We're in the middle of a record-setting heat-wave here in Kentucky.  We've passed hot and reached "Just don't go outside" temperatures.  I took Finn for a walk in the park this morning at 8, early enough to beat the heat, I thought, but I still found myself sweaty and tired by the time we reached our half-way mark.  Of course, I'm extra sweaty these days anyhow, and I'm always tired it seems, so maybe that had more to do with me than the weather.  Either way, I think now I'm in for the day.  I'm not a fan of hot.
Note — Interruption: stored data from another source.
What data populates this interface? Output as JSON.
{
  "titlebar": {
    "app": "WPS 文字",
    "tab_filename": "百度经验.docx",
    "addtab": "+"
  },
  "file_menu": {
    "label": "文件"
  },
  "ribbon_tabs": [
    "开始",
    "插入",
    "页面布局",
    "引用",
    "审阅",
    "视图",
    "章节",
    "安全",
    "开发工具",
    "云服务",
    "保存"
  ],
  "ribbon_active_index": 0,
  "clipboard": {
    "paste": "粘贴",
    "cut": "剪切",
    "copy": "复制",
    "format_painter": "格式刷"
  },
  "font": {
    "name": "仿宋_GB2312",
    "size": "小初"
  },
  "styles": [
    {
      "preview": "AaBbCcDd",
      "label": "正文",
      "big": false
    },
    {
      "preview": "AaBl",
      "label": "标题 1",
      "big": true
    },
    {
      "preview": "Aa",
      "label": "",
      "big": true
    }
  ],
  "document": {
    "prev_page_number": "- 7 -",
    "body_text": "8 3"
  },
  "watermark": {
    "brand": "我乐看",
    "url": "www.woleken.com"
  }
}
I don't want to talk to anyone or see anyone or do anything.  I want to sit in my house and be safe until I know that everything's going to be okay, and then maybe I'll come out to play.  I sat in the living room Tuesday night and talked baby talk all night long...and the next morning, our friend went for a checkup and they couldn't find her baby's heartbeat.  I'm so fucking sad for her, for them.  And not that it has anything to do with me, cause I know it doesn't, but I can't help but go right back to that place where she is now, and it reminds me of how fragile and unguaranteed this whole deal is.  I've made it further than last time, but she was even further than me, and look.  See?  Anything can happen.  You just never know.  And every time I say the words out loud, or talk about the future, I'm that much more emotionally invested, and I'm just so scared to be too emotionally invested right now.

I want to say that this feels different, that it feels right.  I imagine, though, that every expectant mother feels that way.  I don't think anyone says, "Oh, this one probably isn't going to work out.  It just feels like it's probably going to end."  I think every miscarriage is a surprise of the worst sort, so I can't even follow my instinctual feeling of "every little thing, gonna be alright".